На мой взгляд, самое интересное - это эволюция регуляторных систем. Мы достаточно много знаем про эти системы у бактерий и можем представить, как меняются регуляторные системы, как локальный регулятор вдруг начинает управлять десятками генов или меняет специфичность, как перестраиваются регуляторные каскады. И это может быть очень важно с фундаментальной точки зрения, потому что здесь можно пойти гораздо дальше. Отличие человека от шимпанзе или даже от мыши едва ли обусловлено набором генов: они у млекопитающих практически одни и те же, если сравнивать по набору функций. Причина скорее в регуляции: какие гены, когда и в каких тканях активны.

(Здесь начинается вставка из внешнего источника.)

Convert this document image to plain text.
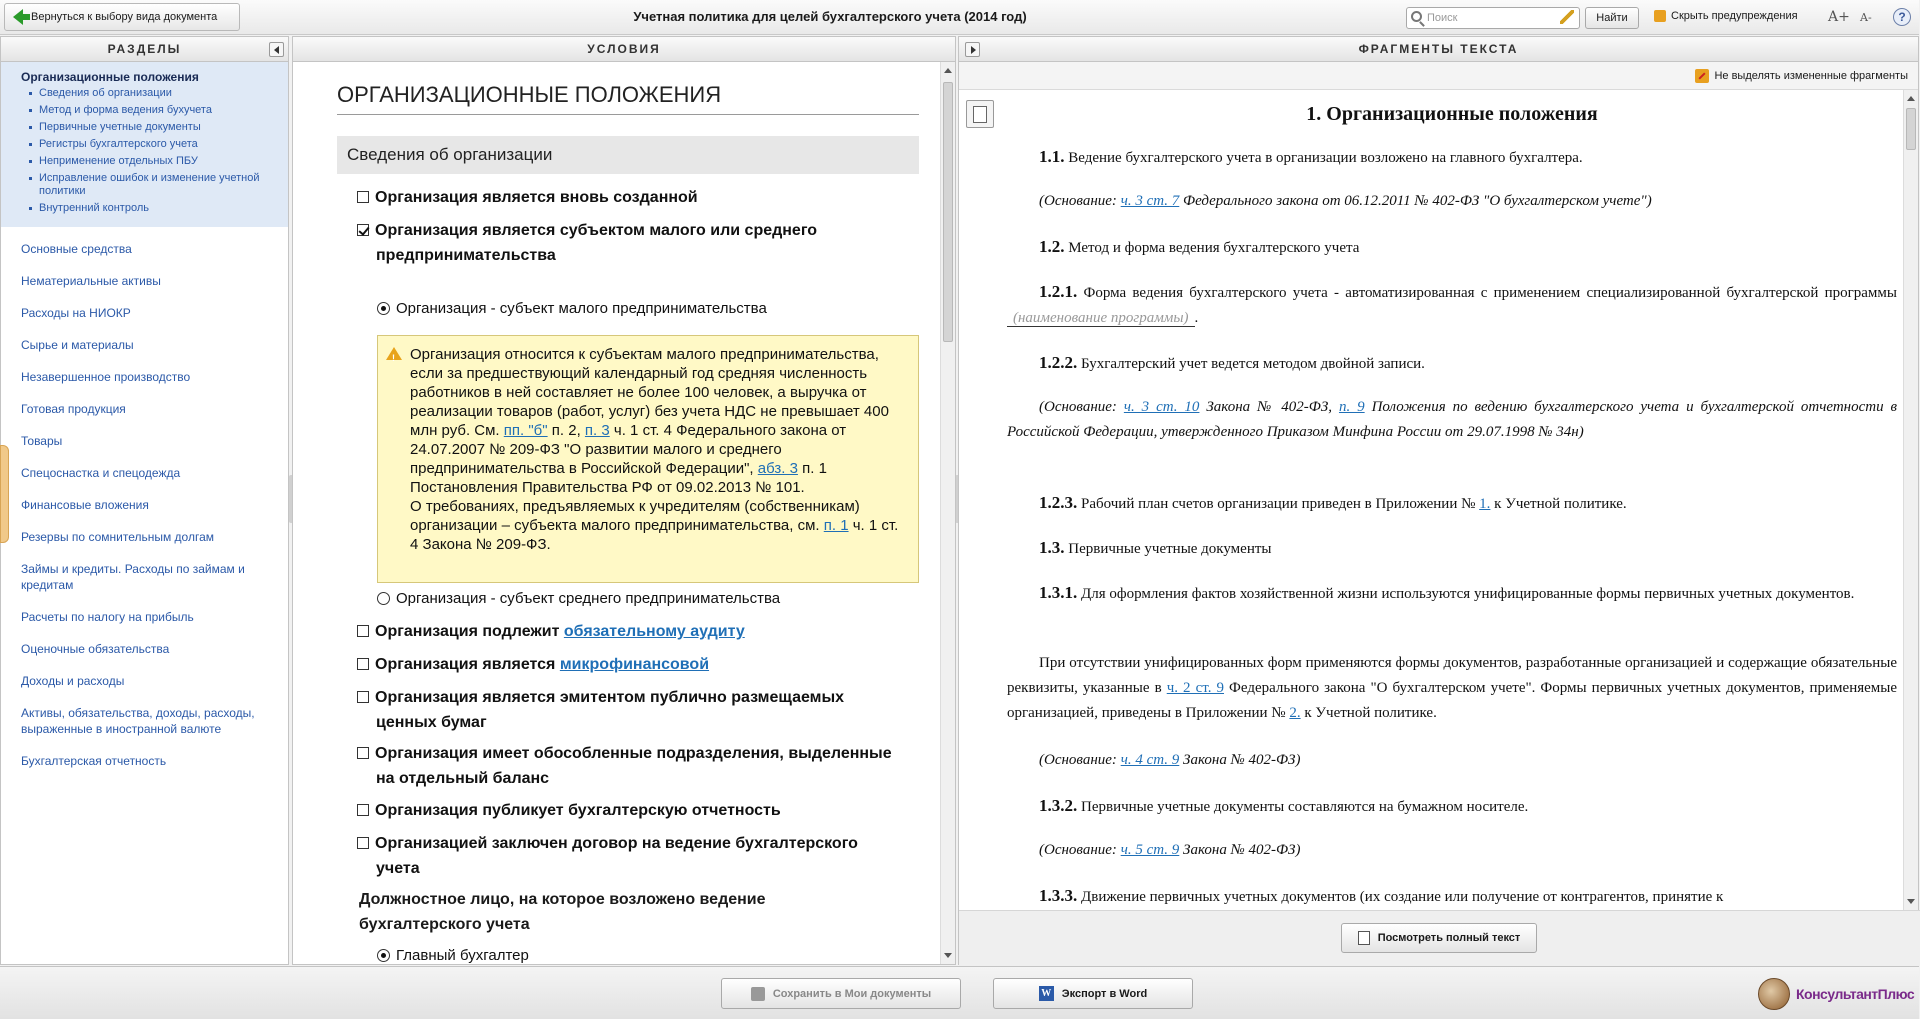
Вернуться к выбору вида документа	Учетная политика для целей бухгалтерского учета (2014 год)	Поиск	Найти	Скрыть предупреждения A+ A-	?
РАЗДЕЛЫ
Организационные положения
Сведения об организации
Метод и форма ведения бухучета
Первичные учетные документы
Регистры бухгалтерского учета
Неприменение отдельных ПБУ
Исправление ошибок и изменение учетной политики
Внутренний контроль
Основные средства
Нематериальные активы
Расходы на НИОКР
Сырье и материалы
Незавершенное производство
Готовая продукция
Товары
Спецоснастка и спецодежда
Финансовые вложения
Резервы по сомнительным долгам
Займы и кредиты. Расходы по займам и кредитам
Расчеты по налогу на прибыль
Оценочные обязательства
Доходы и расходы
Активы, обязательства, доходы, расходы, выраженные в иностранной валюте
Бухгалтерская отчетность
УСЛОВИЯ
ОРГАНИЗАЦИОННЫЕ ПОЛОЖЕНИЯ
Сведения об организации
Организация является вновь созданной
Организация является субъектом малого или среднего
предпринимательства
Организация - субъект малого предпринимательства
!
Организация относится к субъектам малого предпринимательства, если за предшествующий календарный год средняя численность работников в ней составляет не более 100 человек, а выручка от реализации товаров (работ, услуг) без учета НДС не превышает 400 млн руб. См. пп. "б" п. 2, п. 3 ч. 1 ст. 4 Федерального закона от 24.07.2007 № 209-ФЗ "О развитии малого и среднего предпринимательства в Российской Федерации", абз. 3 п. 1 Постановления Правительства РФ от 09.02.2013 № 101.
О требованиях, предъявляемых к учредителям (собственникам) организации – субъекта малого предпринимательства, см. п. 1 ч. 1 ст. 4 Закона № 209-ФЗ.
Организация - субъект среднего предпринимательства
Организация подлежит обязательному аудиту
Организация является микрофинансовой
Организация является эмитентом публично размещаемых
ценных бумаг
Организация имеет обособленные подразделения, выделенные
на отдельный баланс
Организация публикует бухгалтерскую отчетность
Организацией заключен договор на ведение бухгалтерского
учета
Должностное лицо, на которое возложено ведение
бухгалтерского учета
Главный бухгалтер
ФРАГМЕНТЫ ТЕКСТА
Не выделять измененные фрагменты
1. Организационные положения
1.1. Ведение бухгалтерского учета в организации возложено на главного бухгалтера.
(Основание: ч. 3 ст. 7 Федерального закона от 06.12.2011 № 402-ФЗ "О бухгалтерском учете")
1.2. Метод и форма ведения бухгалтерского учета
1.2.1. Форма ведения бухгалтерского учета - автоматизированная с применением специализированной бухгалтерской программы (наименование программы) .
1.2.2. Бухгалтерский учет ведется методом двойной записи.
(Основание: ч. 3 ст. 10 Закона № 402-ФЗ, п. 9 Положения по ведению бухгалтерского учета и бухгалтерской отчетности в Российской Федерации, утвержденного Приказом Минфина России от 29.07.1998 № 34н)
1.2.3. Рабочий план счетов организации приведен в Приложении № 1. к Учетной политике.
1.3. Первичные учетные документы
1.3.1. Для оформления фактов хозяйственной жизни используются унифицированные формы первичных учетных документов.
При отсутствии унифицированных форм применяются формы документов, разработанные организацией и содержащие обязательные реквизиты, указанные в ч. 2 ст. 9 Федерального закона "О бухгалтерском учете". Формы первичных учетных документов, применяемые организацией, приведены в Приложении № 2. к Учетной политике.
(Основание: ч. 4 ст. 9 Закона № 402-ФЗ)
1.3.2. Первичные учетные документы составляются на бумажном носителе.
(Основание: ч. 5 ст. 9 Закона № 402-ФЗ)
1.3.3. Движение первичных учетных документов (их создание или получение от контрагентов, принятие к
Посмотреть полный текст
Сохранить в Мои документы	W Экспорт в Word	КонсультантПлюс
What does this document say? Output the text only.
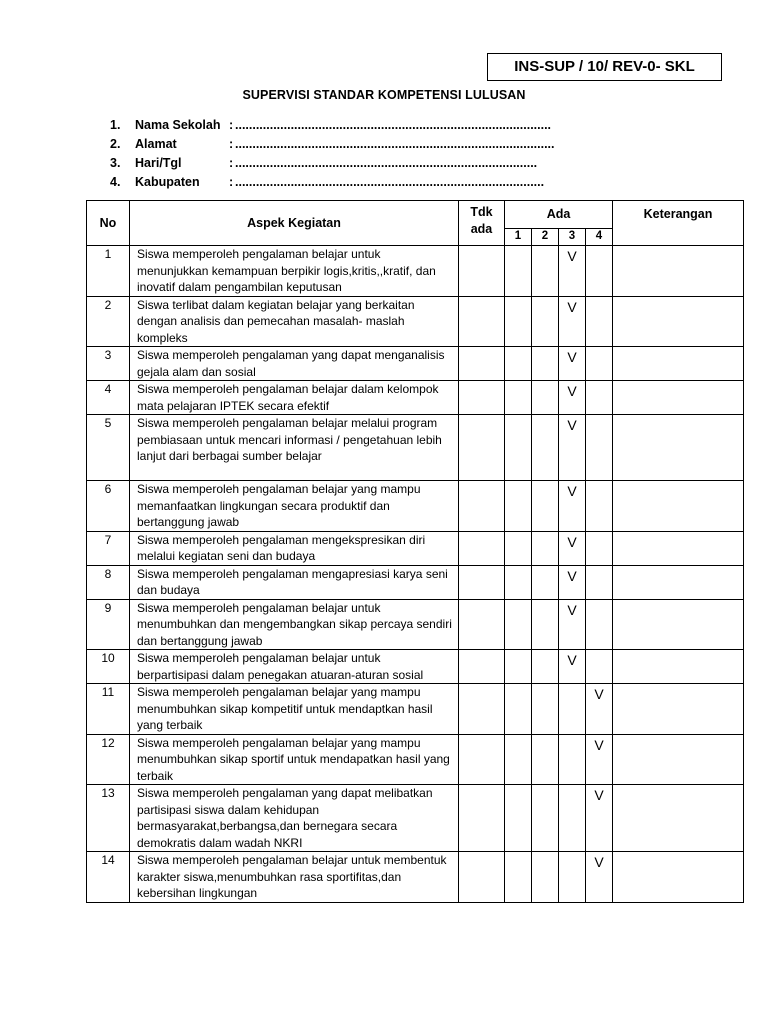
INS-SUP / 10/ REV-0- SKL
SUPERVISI STANDAR KOMPETENSI LULUSAN
1. Nama Sekolah :...........................................................................................
2. Alamat	: ............................................................................................
3. Hari/Tgl	:.......................................................................................
4. Kabupaten :.........................................................................................
No	Aspek Kegiatan	Tdk ada	Ada				Keterangan
			1	2	3	4	
1	Siswa memperoleh pengalaman belajar untuk menunjukkan kemampuan berpikir logis,kritis,,kratif, dan inovatif dalam pengambilan keputusan				V		
2	Siswa terlibat dalam kegiatan belajar yang berkaitan dengan analisis dan pemecahan masalah- maslah kompleks				V		
3	Siswa memperoleh pengalaman yang dapat menganalisis gejala alam dan sosial				V		
4	Siswa memperoleh pengalaman belajar dalam kelompok mata pelajaran IPTEK secara efektif				V		
5	Siswa memperoleh pengalaman belajar melalui program pembiasaan untuk mencari informasi / pengetahuan lebih lanjut dari berbagai sumber belajar				V		
6	Siswa memperoleh pengalaman belajar yang mampu memanfaatkan lingkungan secara produktif dan bertanggung jawab				V		
7	Siswa memperoleh pengalaman mengekspresikan diri melalui kegiatan seni dan budaya				V		
8	Siswa memperoleh pengalaman mengapresiasi karya seni dan budaya				V		
9	Siswa memperoleh pengalaman belajar untuk menumbuhkan dan mengembangkan sikap percaya sendiri dan bertanggung jawab				V		
10	Siswa memperoleh pengalaman belajar untuk berpartisipasi dalam penegakan atuaran-aturan sosial				V		
11	Siswa memperoleh pengalaman belajar yang mampu menumbuhkan sikap kompetitif untuk mendaptkan hasil yang terbaik					V	
12	Siswa memperoleh pengalaman belajar yang mampu menumbuhkan sikap sportif untuk mendapatkan hasil yang terbaik					V	
13	Siswa memperoleh pengalaman yang dapat melibatkan partisipasi siswa dalam kehidupan bermasyarakat,berbangsa,dan bernegara secara demokratis dalam wadah NKRI					V	
14	Siswa memperoleh pengalaman belajar untuk membentuk karakter siswa,menumbuhkan rasa sportifitas,dan kebersihan lingkungan					V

Скорее всего, «скачки» эволюции, любые резкие изменения морфологических признаков обеспечиваются как раз на уровне регуляции. Мы уже знаем такие примеры у бактерий, дрожжей и других относительно простых организмов. У большинства бактерий имеется один железный репрессор, который реагирует на присутствие ионов железа и регулирует множество генов: белки, обеспечивающие запасание и транспорт железа, железозависимые ферменты. А у других бактерий есть три разных репрессора, которые эти функциональные группы поделили: одни регулируют запасание железа, другие транспорт и синтез, третьи - ферменты. Это на самом деле радикальное изменение, был один ответ на железо, а получилось три разных.

Есть замечательные экспериментальные работы, выполненные на многоклеточных. Почему морской еж единственный среди иглокожих имеет твердый скелет? Ответ предложил Эрик Дэвидсон из Калифорнийского технологического института. Он изучил регуляторный каскад, который отвечает за развитие этого скелета, а потом нашел этот каскад у морской звезды, только у нее он включается существенно позднее, поэтому развиваются лишь основания иголочек, не соединенные между собой. У ежа тот же каскад включается на какое-то количество клеточных делений раньше, соответственно захватывает большее число клеток, и развивается сплошной скелет. Таким образом, чисто регуляторное изменение дает абсолютно новый признак.

У меня есть надежда, что сравнительный анализ регуляции даст ответы на вопрос, который беспокоит палеонтологов и морфологов на нынешнем этапе развития синтетической теории эволюции: каким образом накопление мелких изменений дает радикально новые признаки? Похоже, что это можно объяснить перенастройкой регуляции. Мы уже умеем это делать на простых организмах, но рано или поздно очередь дойдет и до более сложных. И когда это случится, произойдет третий большой прорыв в этом направлении, если первым считать дарвиновский естественный отбор, а вторым - соединение эволюционной биологии с генетикой.